Paris tente de conjuguer influence et indépendance, dans la lignée d’une tradition diplomatique française ancienne. En 1967, de Gaulle dénonçait l’offensive israélienne pendant la guerre des Six Jours et lançait une politique arabe fondée sur l’autonomie stratégique. Aujourd’hui, Macron reprend certains de ces codes : prudence face à l’agenda américain, défense de la souveraineté arabe, soutien à une solution politique régionale. Mais le contexte a changé : l’influence se mesure aussi en contrats, drones et coalitions. Peut-on dès lors parler de “néo-gaullisme pragmatique” ?
Le président articule autonomie diplomatique et projection de puissance dans un environnement multipolaire, où la France est en compétition directe. Contrairement à ses prédécesseurs plus alignés ou plus discrets, Macron mise sur une présence active : partenariats sécuritaires, investissements ciblés, repositionnement stratégique. Il renforce les liens militaires avec les Émirats, relance le dialogue avec le Maroc après les tensions de 2021, et se rapproche de l’Égypte. Ce tropisme arabe français, ravivé malgré les crispations nées des attentats du 11 septembre et du climat sécuritaire qui s’en est suivi, vise à redonner à la France une voix dans une région profondément fragmentée. Mais ce pari d’autonomie stratégique se heurte à des limites. Primo, les États-Unis restent incontournables. Secundo, de nouveaux compétiteurs comme la Chine, la Russie ou la Turquie avancent leurs pions dans la région, souvent avec plus de moyens ou de brutalité. Face à cette surenchère d’influence, le discours français tente de rester audible, même si son efficacité demeure relative.
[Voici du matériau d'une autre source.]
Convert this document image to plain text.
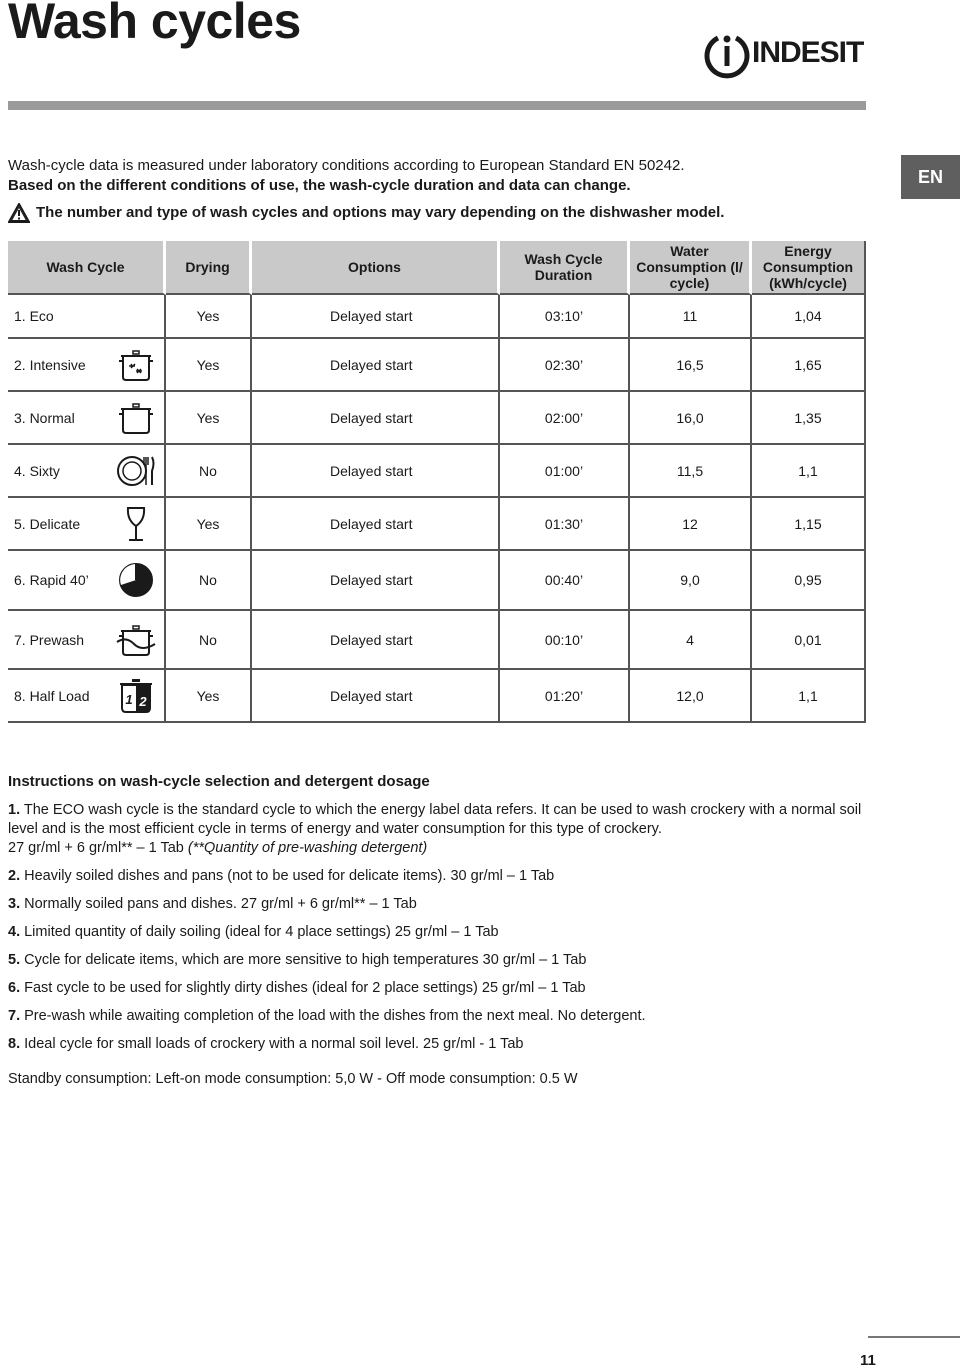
Wash cycles
INDESIT
EN
Wash-cycle data is measured under laboratory conditions according to European Standard EN 50242.
Based on the different conditions of use, the wash-cycle duration and data can change.
The number and type of wash cycles and options may vary depending on the dishwasher model.
Wash Cycle	Drying	Options	Wash Cycle Duration	Water Consumption (l/ cycle)	Energy Consumption (kWh/cycle)
1. Eco	Yes	Delayed start	03:10’	11	1,04
2. Intensive	Yes	Delayed start	02:30’	16,5	1,65
3. Normal	Yes	Delayed start	02:00’	16,0	1,35
4. Sixty	No	Delayed start	01:00’	11,5	1,1
5. Delicate	Yes	Delayed start	01:30’	12	1,15
6. Rapid 40’	No	Delayed start	00:40’	9,0	0,95
7. Prewash	No	Delayed start	00:10’	4	0,01
8. Half Load 1 2	Yes	Delayed start	01:20’	12,0	1,1
Instructions on wash-cycle selection and detergent dosage

1. The ECO wash cycle is the standard cycle to which the energy label data refers. It can be used to wash crockery with a normal soil level and is the most efficient cycle in terms of energy and water consumption for this type of crockery.
27 gr/ml + 6 gr/ml** – 1 Tab (**Quantity of pre-washing detergent)

2. Heavily soiled dishes and pans (not to be used for delicate items). 30 gr/ml – 1 Tab

3. Normally soiled pans and dishes. 27 gr/ml + 6 gr/ml** – 1 Tab

4. Limited quantity of daily soiling (ideal for 4 place settings) 25 gr/ml – 1 Tab

5. Cycle for delicate items, which are more sensitive to high temperatures 30 gr/ml – 1 Tab

6. Fast cycle to be used for slightly dirty dishes (ideal for 2 place settings) 25 gr/ml – 1 Tab

7. Pre-wash while awaiting completion of the load with the dishes from the next meal. No detergent.

8. Ideal cycle for small loads of crockery with a normal soil level. 25 gr/ml - 1 Tab

Standby consumption: Left-on mode consumption: 5,0 W - Off mode consumption: 0.5 W
11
En recevant Al-Sharaa, Macron tente une manœuvre audacieuse : redonner à la France une position de médiateur crédible, dans un moment de recomposition post-Assad. Mais à l’heure où la géopolitique se joue autant sur TikTok que dans les chancelleries, le défi est immense : faire vivre un idéal diplomatique dans un monde saturé de rapports de force.